Mr. Lilley: Is my hon. Friend aware that not only does the Bill not exclusively give the SIA that authority, but clause 13 states:

    ``The Secretary of State may by order make provision for local authorities to carry out some or all of the Authority's relevant licensing functions''?

Mr. Bercow: That is a helpful additional point on which I had not focused. It directly cuts across, contradicts and undermines the Minister's claim that these are matters only for the authority. They are matters for the authority, but that is not the same as saying that they are matters only for the authority.

The Minister says that the investigation is all that the Secretary of State has the power to direct. The trouble is that that is inconsistent with the perfectly reasonable point made by the right hon. Member for Walsall, South that the Secretary of State might have information provided to him by agencies that is not available to the Security Industry Authority. On the strength of that information, he might want to advise or direct the authority to grant or not to grant a licence. The Minister said a few moments ago by way of a subordinate clause of a sentence that it was unlikely that information about a particular individual or company would reach the Secretary of State via the intelligence services, although he did not explain why he thought that. I hope that he would accept that it is possible that such information might reach the Secretary of State and cause him to doubt a judgment reached by the SIA without that information being available to it.

If the Minister and his Department have come into possession of information that the SIA does not have, does the Minister not understand that in such circumstances the Department would not be asking the authority to conduct an investigation? In such circumstances, the SIA would not be the appropriate authority to conduct an investigation, because it would be doing so without information that the Secretary of State had and that made him believe that he was in a better position to reach a decision. Why then can the Minister not understand that a Secretary of State might want to insist on his preference, as opposed to that of the inadequately informed Security Industry Authority?

It is perfectly imaginable that such a scenario could arise. Interestingly, the Government, who are breathtakingly arrogant about such matters, are hypersensitive. Perhaps that is because we sometimes attack them, justifiably, with some vigour.

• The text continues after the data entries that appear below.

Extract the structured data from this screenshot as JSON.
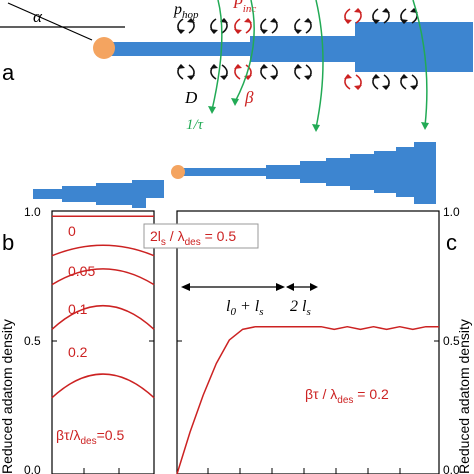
{
  "panel_a": {
    "label": "a",
    "angle_symbol": "α",
    "p_hop": "p",
    "p_hop_sub": "hop",
    "p_inc": "P",
    "p_inc_sub": "inc",
    "d_label": "D",
    "beta_label": "β",
    "tau_label": "1/τ",
    "nanowire_color": "#3d85d0",
    "droplet_color": "#f4a460",
    "arrow_black": "#111111",
    "arrow_red": "#cc2222",
    "arrow_green": "#22aa55"
  },
  "panel_b": {
    "label": "b",
    "ylabel": "Reduced adatom density",
    "yticks": [
      "1.0",
      "0.5",
      "0.0"
    ],
    "curve_labels": [
      "0",
      "0.05",
      "0.1",
      "0.2"
    ],
    "legend_beta": "βτ/λ",
    "legend_sub": "des",
    "legend_value": "=0.5",
    "color": "#cc2222"
  },
  "panel_c": {
    "label": "c",
    "ylabel": "Reduced adatom density",
    "yticks": [
      "1.0",
      "0.5",
      "0.0"
    ],
    "annot_box_pre": "2l",
    "annot_box_sub_s": "s",
    "annot_box_mid": " / λ",
    "annot_box_sub_des": "des",
    "annot_box_post": " = 0.5",
    "l0_text": "l",
    "l0_sub": "0",
    "plus": " + l",
    "plus_sub": "s",
    "two_ls": "2 l",
    "two_ls_sub": "s",
    "beta_tau": "βτ / λ",
    "beta_tau_sub": "des",
    "beta_tau_val": " = 0.2",
    "color": "#cc2222"
  },
  "chart_data": [
    {
      "type": "line",
      "panel": "b",
      "ylabel": "Reduced adatom density",
      "ylim": [
        0.0,
        1.0
      ],
      "series": [
        {
          "name": "0",
          "x": [
            0,
            0.5,
            1
          ],
          "y": [
            0.98,
            0.98,
            0.98
          ]
        },
        {
          "name": "0.05",
          "x": [
            0,
            0.5,
            1
          ],
          "y": [
            0.83,
            0.87,
            0.83
          ]
        },
        {
          "name": "0.1",
          "x": [
            0,
            0.5,
            1
          ],
          "y": [
            0.72,
            0.78,
            0.72
          ]
        },
        {
          "name": "0.2",
          "x": [
            0,
            0.5,
            1
          ],
          "y": [
            0.55,
            0.64,
            0.55
          ]
        },
        {
          "name": "0.5",
          "x": [
            0,
            0.5,
            1
          ],
          "y": [
            0.29,
            0.38,
            0.29
          ]
        }
      ]
    },
    {
      "type": "line",
      "panel": "c",
      "ylabel": "Reduced adatom density",
      "ylim": [
        0.0,
        1.0
      ],
      "series": [
        {
          "name": "βτ / λdes = 0.2",
          "x": [
            0,
            0.05,
            0.1,
            0.15,
            0.2,
            0.25,
            0.3,
            0.35,
            0.4,
            0.45,
            0.5,
            0.55,
            0.6,
            0.65,
            0.7,
            0.75,
            0.8,
            0.85,
            0.9,
            0.95,
            1.0
          ],
          "y": [
            0.0,
            0.16,
            0.3,
            0.42,
            0.51,
            0.55,
            0.56,
            0.56,
            0.56,
            0.56,
            0.56,
            0.56,
            0.55,
            0.56,
            0.55,
            0.56,
            0.55,
            0.56,
            0.55,
            0.56,
            0.56
          ]
        }
      ]
    }
  ]
}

I am perfectly prepared to concede that a scenario such as the right hon. Member for Walsall, South describes could arise. Ministers might have information provided to them that the SIA does not have. In such circumstances, they would not be asking for an investigation to be conducted. They would probably be saying that, given the incontrovertible information that they have, a licence should not be granted: ``Please do not do so'', or ``Thou shalt not do so.'' I am saying not that that is necessarily objectionable but that such a scenario is likely to arise, so the Minister should be prepared to clarify the extent of the power in the Bill. He should not pretend that a situation might or might not arise, or that the Government are proposing to confer on themselves a lesser power than that which they are intent on conferring.